1. Meet face-to-face once
All the technology in the world can’t replace the importance of a face-to-face meeting. But, most negotiators on both sides only need it once, which can also be done online. So, get on a video call, exchange pleasantries, talk about sending a quote over email, and begin negotiating on the same thread.
2. Avoid beating around the bush
Just like you build an email marketing strategy for pitching products, build one for your negotiation emails. Know that negotiating over email is relatively different than negotiating in person. Here you get straight to the point, without indulging in any written small talk.
Ditch questions like, “How was your weekend?” or “Is it raining there?” and elucidate what the email is all about. Also, before clicking send, read the body and the subject line fast and loud to make sure it doesn’t carry a negative tone.
Here is an example template that gets straight to the point without sounding cold:
Hi [First Name],
Thanks for sharing your counteroffer on the custom quote we sent you last week. While we’re excited at the prospect of supplying you with the [Stipulated quantity] of [Product name], we also need to meet our sales margins. Presently, fulfilling the order at the price counter-quoted by you is a no-go for us.
However, we understand you also have a spend limit, which is why we are sharing a re-worked quotation with you. We reckon these prices would suit your budget.
Please let us know your thoughts by Friday, so we can get our supply chain ready for timely delivery to your warehouse.
[Your name], [Your position] at [Company name]

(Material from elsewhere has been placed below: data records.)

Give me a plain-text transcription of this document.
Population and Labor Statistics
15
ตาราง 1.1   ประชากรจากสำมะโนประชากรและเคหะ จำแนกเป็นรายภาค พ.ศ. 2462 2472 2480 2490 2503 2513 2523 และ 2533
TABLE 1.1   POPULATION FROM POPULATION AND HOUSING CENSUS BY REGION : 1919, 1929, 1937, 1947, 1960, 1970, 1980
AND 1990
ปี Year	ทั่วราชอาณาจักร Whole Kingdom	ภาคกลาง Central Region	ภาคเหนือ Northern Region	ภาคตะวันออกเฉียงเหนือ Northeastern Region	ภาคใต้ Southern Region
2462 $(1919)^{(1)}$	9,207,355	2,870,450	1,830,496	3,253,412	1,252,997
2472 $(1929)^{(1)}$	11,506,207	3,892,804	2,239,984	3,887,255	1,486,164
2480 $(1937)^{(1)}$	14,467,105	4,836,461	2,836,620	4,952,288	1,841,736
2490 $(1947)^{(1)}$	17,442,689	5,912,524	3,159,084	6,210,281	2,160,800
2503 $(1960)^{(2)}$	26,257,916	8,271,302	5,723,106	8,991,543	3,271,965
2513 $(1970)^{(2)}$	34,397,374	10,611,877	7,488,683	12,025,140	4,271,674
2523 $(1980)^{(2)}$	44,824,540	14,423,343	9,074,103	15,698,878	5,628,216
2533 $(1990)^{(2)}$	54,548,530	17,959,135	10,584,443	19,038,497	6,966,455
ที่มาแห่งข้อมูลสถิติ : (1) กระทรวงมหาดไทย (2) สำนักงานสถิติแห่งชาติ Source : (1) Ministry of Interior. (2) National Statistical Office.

3. Explicitly state your thoughts and reflections
Since this is not a face-to-face negotiation, the other party can take their sweet time replying. To shorten the lag of email turnaround, subtly provide them a deadline to accept your offer or revert with a counter. If you’re feeling impatient about your progress with a particular prospect, let them know.
This deadline tactic is often a best practice for email marketers as it helps multiply conversions. They automate and deploy time-bound flash sales for 12-24 hours to get fast responses from prospects. The same can help you get quicker responses during email negotiations.
Look at the email example below for further reference:
Hi [First Name],
We’re thrilled at the prospect of working with you. To quickly move along, we have attached a tailor-made quotation keeping your budget limitation in mind. Please let us know your thoughts on it before August 14th.
[Your name], [Your position] at [Company name]
4. Engage prospects with relatable humor
Just like physical negotiations have an element of humor, your emails must carry it too. Keeping a light and friendly tone while negotiating on price, the scope of work, or deliverables can boost trust between two parties as they get to know your personality a little.
We really like this humorous and light-hearted email template that uses a GIF from a popular sitcom to re-engage with an estranged client.
5. Probe a problem
Often during a written negotiation, you might sense a prospect’s reluctance to commit. Probe it further and counter it with a solution. Even if their issue is personal, for example, they are delaying signing the contract due to a family issue, provide them with more time and reconnect a bit later.
In between, you can also check up on them over email and automate your follow-ups with Snov.io Email Drip Campaigns.
All set to negotiate?
Don’t feel intimidated by an upcoming negotiation. Instead, follow these strategies to create a win-win situation for yourself and your company. Remember, professionals who master the skill of negotiation are 3 times more likely to achieve their pricing targets.
Lastly, whichever face-to-face or email negotiation tactic you use, always try to figure out your potential client’s true objections and expectations beforehand and also during the negotiation process.
You may not see it this way yet, but sales negotiation is actually a collaborative process with the other party — rather than you against them.